Coup de cœur du KunstenFestival avec Tù amarás de la compagnie Bonobo

Mise en scène de Andreina Olivar et Pablo Manzi avec Gabriel Cañas, Carlos Donoso, Paulina Giglio, Guilherme Sepúlveda et Franco Toledo au Théâtre des Tanneurs du 18 au 22 mai.

A l’occasion du Kunstenfestival, la compagnie chilienne Bonobo présente sa pièce Tú amarás au théâtre des Tanneurs du 18 au 22 mai.

Le récit commence sur un prélude entre un indigène et deux colonisateurs espagnols. Tout de suite, le thème de la ségrégation est donné sur un ton à la fois burlesque et incisif. Nous retrouvons la même situation plusieurs siècles après, dans une société futuriste. Ce sont cette fois-ci les « amenitas » des supposés extraterrestres intégrés dans la société qui sont sujet à de nombreuses discriminations. Pour les combattre, cinq médecins se réunissent pour préparer une conférence sur la défense de cette population. Loin du politiquement correct, ils vont interroger sans détours d’où vient la peur de l’autre et comment on en vient à le rejeter. Ils partent de ce qu’ils nomment « el incomodo » (le malaise), ce moment où l’on suspecte quelqu’un de pouvoir nous mettre dans une mauvaise position, que ce soit en nous faisant du mal ou en reflétant quelque chose que l’on refuse de voir. L’autre est toujours notre miroir, c’est celui qui nous fait exister en nous regardant. Quand est-ce qu’il devient notre ennemi ?

Sans jamais tomber dans le stéréotype ou dans la morale, les comédiens constatent et remettent sans cesse en question. Aucun jugement n’est porté, il faut pouvoir tout entendre pour tenter d’exorciser la haine en l’explorant dans le moindre de ses travers. La pièce fait preuve d’une véritable empathie pour l’homme sans nier sa violence. La bienveillance et l’égoïsme se heurtent.
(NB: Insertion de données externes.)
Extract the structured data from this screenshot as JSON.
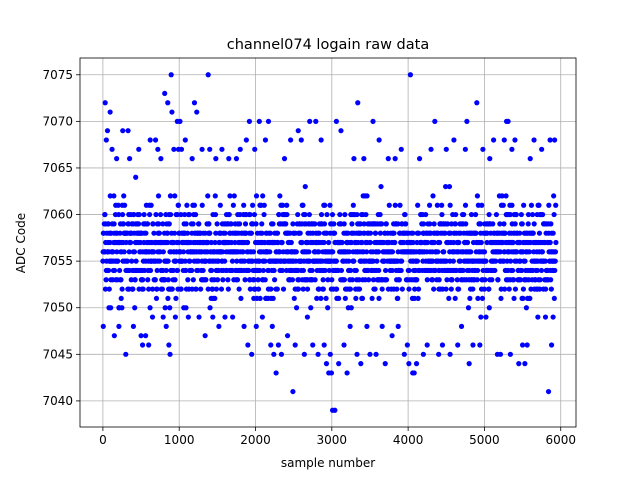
{
  "chart_data": {
    "type": "scatter",
    "title": "channel074 logain raw data",
    "xlabel": "sample number",
    "ylabel": "ADC Code",
    "xlim": [
      -300,
      6200
    ],
    "ylim": [
      7037.2,
      7076.8
    ],
    "xticks": [
      0,
      1000,
      2000,
      3000,
      4000,
      5000,
      6000
    ],
    "yticks": [
      7040,
      7045,
      7050,
      7055,
      7060,
      7065,
      7070,
      7075
    ],
    "grid": true,
    "marker_color": "#0000ff",
    "n_samples": 5940,
    "baseline": 7056,
    "series": [
      {
        "points": [
          [
            5,
            7048
          ],
          [
            30,
            7072
          ],
          [
            45,
            7068
          ],
          [
            60,
            7069
          ],
          [
            80,
            7050
          ],
          [
            95,
            7071
          ],
          [
            120,
            7067
          ],
          [
            150,
            7047
          ],
          [
            180,
            7066
          ],
          [
            210,
            7048
          ],
          [
            260,
            7069
          ],
          [
            300,
            7045
          ],
          [
            330,
            7069
          ],
          [
            350,
            7066
          ],
          [
            400,
            7048
          ],
          [
            430,
            7064
          ],
          [
            470,
            7067
          ],
          [
            500,
            7047
          ],
          [
            520,
            7046
          ],
          [
            560,
            7047
          ],
          [
            600,
            7046
          ],
          [
            620,
            7068
          ],
          [
            650,
            7049
          ],
          [
            690,
            7068
          ],
          [
            720,
            7067
          ],
          [
            760,
            7066
          ],
          [
            790,
            7049
          ],
          [
            810,
            7073
          ],
          [
            830,
            7048
          ],
          [
            850,
            7072
          ],
          [
            865,
            7046
          ],
          [
            880,
            7045
          ],
          [
            895,
            7075
          ],
          [
            905,
            7071
          ],
          [
            930,
            7067
          ],
          [
            950,
            7049
          ],
          [
            975,
            7070
          ],
          [
            990,
            7067
          ],
          [
            1010,
            7070
          ],
          [
            1030,
            7067
          ],
          [
            1060,
            7050
          ],
          [
            1080,
            7068
          ],
          [
            1120,
            7049
          ],
          [
            1170,
            7066
          ],
          [
            1200,
            7072
          ],
          [
            1230,
            7071
          ],
          [
            1260,
            7049
          ],
          [
            1300,
            7067
          ],
          [
            1340,
            7047
          ],
          [
            1380,
            7075
          ],
          [
            1400,
            7067
          ],
          [
            1440,
            7049
          ],
          [
            1480,
            7066
          ],
          [
            1520,
            7048
          ],
          [
            1560,
            7067
          ],
          [
            1600,
            7049
          ],
          [
            1650,
            7066
          ],
          [
            1700,
            7049
          ],
          [
            1750,
            7066
          ],
          [
            1800,
            7067
          ],
          [
            1850,
            7048
          ],
          [
            1880,
            7068
          ],
          [
            1900,
            7046
          ],
          [
            1920,
            7070
          ],
          [
            1950,
            7045
          ],
          [
            1990,
            7067
          ],
          [
            2010,
            7048
          ],
          [
            2050,
            7070
          ],
          [
            2090,
            7049
          ],
          [
            2130,
            7068
          ],
          [
            2170,
            7070
          ],
          [
            2200,
            7046
          ],
          [
            2220,
            7048
          ],
          [
            2240,
            7045
          ],
          [
            2270,
            7043
          ],
          [
            2300,
            7046
          ],
          [
            2340,
            7045
          ],
          [
            2380,
            7066
          ],
          [
            2420,
            7047
          ],
          [
            2460,
            7068
          ],
          [
            2490,
            7041
          ],
          [
            2520,
            7046
          ],
          [
            2560,
            7069
          ],
          [
            2600,
            7068
          ],
          [
            2640,
            7045
          ],
          [
            2680,
            7049
          ],
          [
            2710,
            7070
          ],
          [
            2750,
            7046
          ],
          [
            2790,
            7070
          ],
          [
            2820,
            7045
          ],
          [
            2860,
            7068
          ],
          [
            2900,
            7046
          ],
          [
            2930,
            7044
          ],
          [
            2960,
            7043
          ],
          [
            2980,
            7045
          ],
          [
            2995,
            7043
          ],
          [
            3010,
            7039
          ],
          [
            3040,
            7039
          ],
          [
            3060,
            7070
          ],
          [
            3090,
            7044
          ],
          [
            3120,
            7069
          ],
          [
            3160,
            7046
          ],
          [
            3200,
            7043
          ],
          [
            3240,
            7048
          ],
          [
            3290,
            7066
          ],
          [
            3330,
            7045
          ],
          [
            3340,
            7072
          ],
          [
            3380,
            7044
          ],
          [
            3420,
            7066
          ],
          [
            3460,
            7048
          ],
          [
            3500,
            7045
          ],
          [
            3540,
            7070
          ],
          [
            3580,
            7045
          ],
          [
            3620,
            7068
          ],
          [
            3660,
            7048
          ],
          [
            3700,
            7044
          ],
          [
            3740,
            7066
          ],
          [
            3790,
            7047
          ],
          [
            3830,
            7066
          ],
          [
            3870,
            7048
          ],
          [
            3910,
            7067
          ],
          [
            3950,
            7045
          ],
          [
            3990,
            7046
          ],
          [
            4010,
            7044
          ],
          [
            4030,
            7075
          ],
          [
            4060,
            7043
          ],
          [
            4080,
            7043
          ],
          [
            4110,
            7044
          ],
          [
            4150,
            7066
          ],
          [
            4200,
            7045
          ],
          [
            4250,
            7046
          ],
          [
            4300,
            7067
          ],
          [
            4350,
            7070
          ],
          [
            4400,
            7045
          ],
          [
            4450,
            7046
          ],
          [
            4500,
            7067
          ],
          [
            4550,
            7045
          ],
          [
            4600,
            7068
          ],
          [
            4650,
            7046
          ],
          [
            4700,
            7048
          ],
          [
            4750,
            7067
          ],
          [
            4770,
            7070
          ],
          [
            4800,
            7044
          ],
          [
            4850,
            7046
          ],
          [
            4900,
            7072
          ],
          [
            4940,
            7046
          ],
          [
            4980,
            7067
          ],
          [
            5020,
            7049
          ],
          [
            5070,
            7066
          ],
          [
            5120,
            7068
          ],
          [
            5170,
            7045
          ],
          [
            5210,
            7045
          ],
          [
            5260,
            7068
          ],
          [
            5290,
            7070
          ],
          [
            5310,
            7070
          ],
          [
            5340,
            7045
          ],
          [
            5360,
            7067
          ],
          [
            5400,
            7068
          ],
          [
            5450,
            7044
          ],
          [
            5500,
            7046
          ],
          [
            5530,
            7044
          ],
          [
            5560,
            7046
          ],
          [
            5600,
            7066
          ],
          [
            5650,
            7068
          ],
          [
            5700,
            7049
          ],
          [
            5750,
            7067
          ],
          [
            5800,
            7049
          ],
          [
            5840,
            7041
          ],
          [
            5860,
            7068
          ],
          [
            5880,
            7046
          ],
          [
            5900,
            7049
          ],
          [
            5920,
            7068
          ]
        ]
      }
    ]
  }
}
Grâce à une écriture de plateau riche d’improvisations, les dramaturges Pablo Manzi et Andreina Olivari ont écrit et construit un univers original. Nous ressentons cette recherche constante qui permet aux comédiens d’incarner avec humilité des dialogues percutants. Chaque personnage est dessiné dans sa propre individualité. Les émotions sont traversées jusqu’à l’absurde : la peur, la haine de soi, la solitude, le rejet… Comprendre comment chacune de ces douleurs distancie un peu plus les hommes entre eux et attise la méfiance. Le rire apparait tout le long comme un leitmotiv faisant résonner l’absurdité de la violence et notre impuissance face à elle.

Tú amarás pousse le spectateur à s’interroger et à faire preuve d’empathie mais sans ménagement. Elle réussit à dénoncer les maux sociétaux tout en traduisant les émotions d’une précision déroutante grâce à un humour impitoyable. A l’aide d’un jeu engagé et d’un texte lucide, la compagnie Bonobo nous offre une pièce percutante et nécessaire.